One of the challenges usually met is the fear of composting, in the sense that people can have some preconceived ideas about the smell, the bugs, etc. The workshop is made in the composting site exactly for these reasons: to show to people what composting is really and to encourage them to reduce their waste, therefore understanding how less waste can impact climate change.

The following paragraph presents an example of compost workshop, ideally set in a place that is already composting, to be able to illustrate the discussions.

Implementation steps

  • 1. Preparation
    • Identify a place that is already a composting zone (school, college, collective restaurant, community garden, etc.) to host the workshop
    • Collect compostable organic materials (peelings, grass clippings, coffee grounds, eggshells, cardboard, straw, dead leaves, sawdust…) and non-compostable waste (plastics, metal). You can also ask to the participants to bring some from their home.
    • Look for a vermicomposter (if possible, working) and see if it is possible to borrow it.
    • The day of the event, please transport the material to the workshop place.
  • 2. Getting to know the participants and their needs

    After an introduction of the workshop, the facilitator asks the participants what products they use for cooking, if they already make compost and how, what they are expecting from the workshop to ensure that they understand its goals.

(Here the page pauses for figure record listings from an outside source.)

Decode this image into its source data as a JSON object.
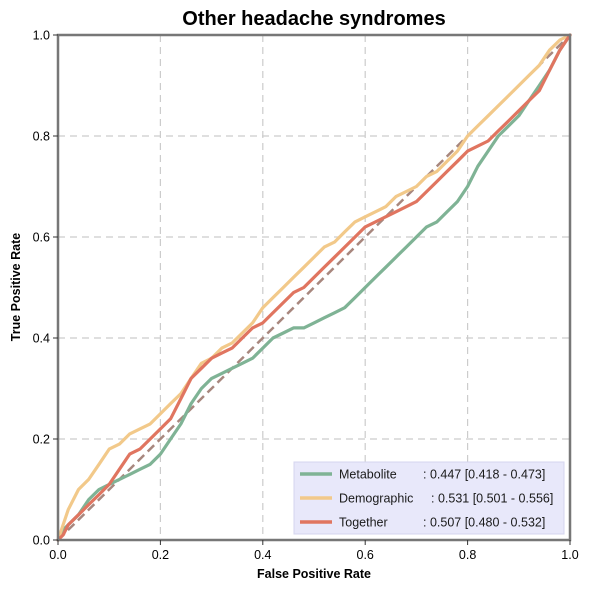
{
  "chart_data": {
    "type": "line",
    "title": "Other headache syndromes",
    "xlabel": "False Positive Rate",
    "ylabel": "True Positive Rate",
    "xlim": [
      0,
      1
    ],
    "ylim": [
      0,
      1
    ],
    "xticks": [
      "0.0",
      "0.2",
      "0.4",
      "0.6",
      "0.8",
      "1.0"
    ],
    "yticks": [
      "0.0",
      "0.2",
      "0.4",
      "0.6",
      "0.8",
      "1.0"
    ],
    "grid": true,
    "legend_position": "bottom-right",
    "diagonal_color": "#a8877e",
    "series": [
      {
        "name": "Metabolite",
        "legend_label": ": 0.447 [0.418 - 0.473]",
        "color": "#7fb395",
        "x": [
          0,
          0.01,
          0.02,
          0.04,
          0.06,
          0.08,
          0.1,
          0.12,
          0.14,
          0.16,
          0.18,
          0.2,
          0.22,
          0.24,
          0.26,
          0.28,
          0.3,
          0.32,
          0.34,
          0.36,
          0.38,
          0.4,
          0.42,
          0.44,
          0.46,
          0.48,
          0.5,
          0.52,
          0.54,
          0.56,
          0.58,
          0.6,
          0.62,
          0.64,
          0.66,
          0.68,
          0.7,
          0.72,
          0.74,
          0.76,
          0.78,
          0.8,
          0.82,
          0.84,
          0.86,
          0.88,
          0.9,
          0.92,
          0.94,
          0.96,
          0.98,
          1.0
        ],
        "y": [
          0,
          0.02,
          0.03,
          0.05,
          0.08,
          0.1,
          0.11,
          0.12,
          0.13,
          0.14,
          0.15,
          0.17,
          0.2,
          0.23,
          0.27,
          0.3,
          0.32,
          0.33,
          0.34,
          0.35,
          0.36,
          0.38,
          0.4,
          0.41,
          0.42,
          0.42,
          0.43,
          0.44,
          0.45,
          0.46,
          0.48,
          0.5,
          0.52,
          0.54,
          0.56,
          0.58,
          0.6,
          0.62,
          0.63,
          0.65,
          0.67,
          0.7,
          0.74,
          0.77,
          0.8,
          0.82,
          0.84,
          0.87,
          0.9,
          0.93,
          0.97,
          1.0
        ]
      },
      {
        "name": "Demographic",
        "legend_label": ": 0.531 [0.501 - 0.556]",
        "color": "#f2c98a",
        "x": [
          0,
          0.01,
          0.02,
          0.04,
          0.06,
          0.08,
          0.1,
          0.12,
          0.14,
          0.16,
          0.18,
          0.2,
          0.22,
          0.24,
          0.26,
          0.28,
          0.3,
          0.32,
          0.34,
          0.36,
          0.38,
          0.4,
          0.42,
          0.44,
          0.46,
          0.48,
          0.5,
          0.52,
          0.54,
          0.56,
          0.58,
          0.6,
          0.62,
          0.64,
          0.66,
          0.68,
          0.7,
          0.72,
          0.74,
          0.76,
          0.78,
          0.8,
          0.82,
          0.84,
          0.86,
          0.88,
          0.9,
          0.92,
          0.94,
          0.96,
          0.98,
          1.0
        ],
        "y": [
          0,
          0.03,
          0.06,
          0.1,
          0.12,
          0.15,
          0.18,
          0.19,
          0.21,
          0.22,
          0.23,
          0.25,
          0.27,
          0.29,
          0.32,
          0.35,
          0.36,
          0.38,
          0.39,
          0.41,
          0.43,
          0.46,
          0.48,
          0.5,
          0.52,
          0.54,
          0.56,
          0.58,
          0.59,
          0.61,
          0.63,
          0.64,
          0.65,
          0.66,
          0.68,
          0.69,
          0.7,
          0.72,
          0.73,
          0.75,
          0.77,
          0.8,
          0.82,
          0.84,
          0.86,
          0.88,
          0.9,
          0.92,
          0.94,
          0.97,
          0.99,
          1.0
        ]
      },
      {
        "name": "Together",
        "legend_label": ": 0.507 [0.480 - 0.532]",
        "color": "#e07560",
        "x": [
          0,
          0.01,
          0.02,
          0.04,
          0.06,
          0.08,
          0.1,
          0.12,
          0.14,
          0.16,
          0.18,
          0.2,
          0.22,
          0.24,
          0.26,
          0.28,
          0.3,
          0.32,
          0.34,
          0.36,
          0.38,
          0.4,
          0.42,
          0.44,
          0.46,
          0.48,
          0.5,
          0.52,
          0.54,
          0.56,
          0.58,
          0.6,
          0.62,
          0.64,
          0.66,
          0.68,
          0.7,
          0.72,
          0.74,
          0.76,
          0.78,
          0.8,
          0.82,
          0.84,
          0.86,
          0.88,
          0.9,
          0.92,
          0.94,
          0.96,
          0.98,
          1.0
        ],
        "y": [
          0,
          0.01,
          0.03,
          0.05,
          0.07,
          0.09,
          0.11,
          0.14,
          0.17,
          0.18,
          0.2,
          0.22,
          0.24,
          0.28,
          0.32,
          0.34,
          0.36,
          0.37,
          0.38,
          0.4,
          0.42,
          0.43,
          0.45,
          0.47,
          0.49,
          0.5,
          0.52,
          0.54,
          0.56,
          0.58,
          0.6,
          0.62,
          0.63,
          0.64,
          0.65,
          0.66,
          0.67,
          0.69,
          0.71,
          0.73,
          0.75,
          0.77,
          0.78,
          0.79,
          0.81,
          0.83,
          0.85,
          0.87,
          0.89,
          0.93,
          0.97,
          1.0
        ]
      }
    ]
  }
}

    During this phase that is very important, the trainer needs to identify what are the needs of the participants, through a diagnostic of their biowastes. What are the kind of aliments that they cook? Do they have plants, grass that they usually cut?  This will allow the trainer, that has to be experimented, to do a diagnostic.

  • 3. Principles of composting
    • Presentation of the different wastes available (found by the facilitator, brought by the participants or in photos previously printed by the facilitator).
    • Give each person a piece of waste and ask them to sort it into two groups: what is compostable and what is not.
    • Explain later what can and cannot be composted and why.
    • Presentation of the different composting techniques: surface composting, in a heap, in a composter, in a vermicomposter; domestic (garden composter and with vermicomposter), collective…
    • Depending on the place, the available materials, realization of a hot or cold compost

    During this second step, the facilitator will present the compost phases (fermentation, hygienization, cooling, maturation) and it will include the biodiversity that can be found, the role of the worms. It is important to do the workshop in a place with an active compost, if possible, at various stages, to illustrate them.

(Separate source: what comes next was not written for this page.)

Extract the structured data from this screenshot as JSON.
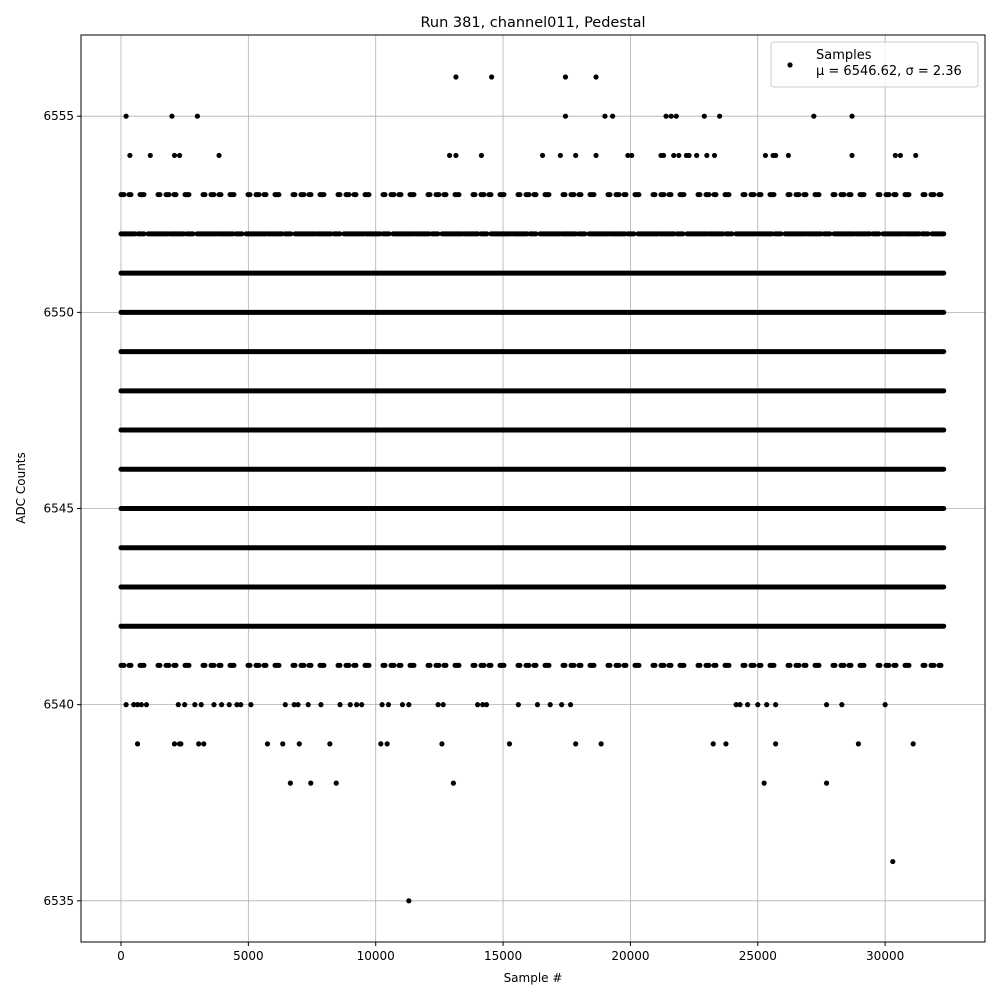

  • 4. Modalities of implementation

    During this last step, the participants receive the composter with an explanation on how to set it up, and can bring it back home.

3. Gallery

4. Conclusions

The number of composting promotion workshops is growing in Europe, in particularly in France due to the AGEC law that aims oblige by 2024 to separate biowastes from the rest of the wastes, at the source. This is an application of the European circular of 2018. It is easily transferable as all European are developing compost activities, most community gardens creating compost spaces. The learning objectives of these workshops are clear: to make people understand their impact on climate change, and that they can, through composting, reduce the number of incinerated wastes and therefore the emission of CO2.

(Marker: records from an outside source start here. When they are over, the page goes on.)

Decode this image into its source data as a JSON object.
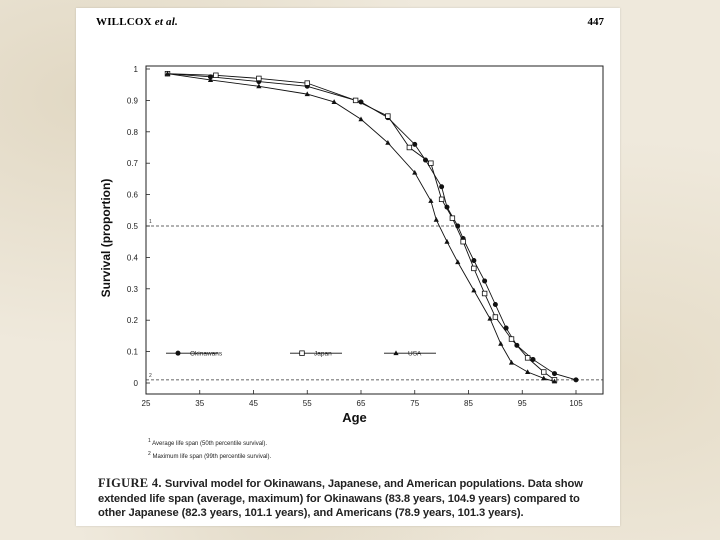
{
  "header": {
    "author": "WILLCOX",
    "author_suffix": "et al.",
    "page_number": "447"
  },
  "caption": {
    "figure_label": "FIGURE 4.",
    "text": "Survival model for Okinawans, Japanese, and American populations. Data show extended life span (average, maximum) for Okinawans (83.8 years, 104.9 years) compared to other Japanese (82.3 years, 101.1 years), and Americans (78.9 years, 101.3 years)."
  },
  "footnotes": [
    {
      "mark": "1",
      "text": "Average life span (50th percentile survival)."
    },
    {
      "mark": "2",
      "text": "Maximum life span (99th percentile survival)."
    }
  ],
  "chart_data": {
    "type": "line",
    "xlabel": "Age",
    "ylabel": "Survival (proportion)",
    "xlim": [
      25,
      110
    ],
    "ylim": [
      0,
      1
    ],
    "x_ticks": [
      25,
      35,
      45,
      55,
      65,
      75,
      85,
      95,
      105
    ],
    "y_ticks": [
      0,
      0.1,
      0.2,
      0.3,
      0.4,
      0.5,
      0.6,
      0.7,
      0.8,
      0.9,
      1
    ],
    "reference_lines": [
      {
        "y": 0.5,
        "style": "dashed",
        "mark": "1"
      },
      {
        "y": 0.01,
        "style": "dashed",
        "mark": "2"
      }
    ],
    "legend_position": "bottom-left",
    "series": [
      {
        "name": "Okinawans",
        "marker": "filled-circle",
        "x": [
          29,
          37,
          46,
          55,
          65,
          70,
          75,
          77,
          80,
          81,
          83,
          84,
          86,
          88,
          90,
          92,
          94,
          97,
          101,
          105
        ],
        "y": [
          0.985,
          0.975,
          0.96,
          0.945,
          0.895,
          0.845,
          0.76,
          0.71,
          0.625,
          0.56,
          0.5,
          0.46,
          0.39,
          0.325,
          0.25,
          0.175,
          0.12,
          0.075,
          0.03,
          0.01
        ]
      },
      {
        "name": "Japan",
        "marker": "open-square",
        "x": [
          29,
          38,
          46,
          55,
          64,
          70,
          74,
          78,
          80,
          82,
          84,
          86,
          88,
          90,
          93,
          96,
          99,
          101
        ],
        "y": [
          0.985,
          0.98,
          0.97,
          0.955,
          0.9,
          0.85,
          0.75,
          0.7,
          0.585,
          0.525,
          0.45,
          0.365,
          0.285,
          0.21,
          0.14,
          0.08,
          0.035,
          0.01
        ]
      },
      {
        "name": "USA",
        "marker": "filled-triangle",
        "x": [
          29,
          37,
          46,
          55,
          60,
          65,
          70,
          75,
          78,
          79,
          81,
          83,
          86,
          89,
          91,
          93,
          96,
          99,
          101
        ],
        "y": [
          0.985,
          0.965,
          0.945,
          0.92,
          0.895,
          0.84,
          0.765,
          0.67,
          0.58,
          0.52,
          0.45,
          0.385,
          0.295,
          0.205,
          0.125,
          0.065,
          0.035,
          0.015,
          0.005
        ]
      }
    ]
  }
}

There is no real limit or problem that would stop this. But we can say that we need the support, like in the case of Pau and most cities of France, of the local authorities. These organizations have the strength and the money to fund distribution of composters, to pay facilitators that will implement the workshops. The willingness to apply the European circular will play a crucial role in this.

Advice / Recommendation

“The support of the municipalities or collective authorities is the key to the success of a composting policy”.
“To be able to show how to compost, you have to lead by doing yourself, in your site, what you teach others to do”.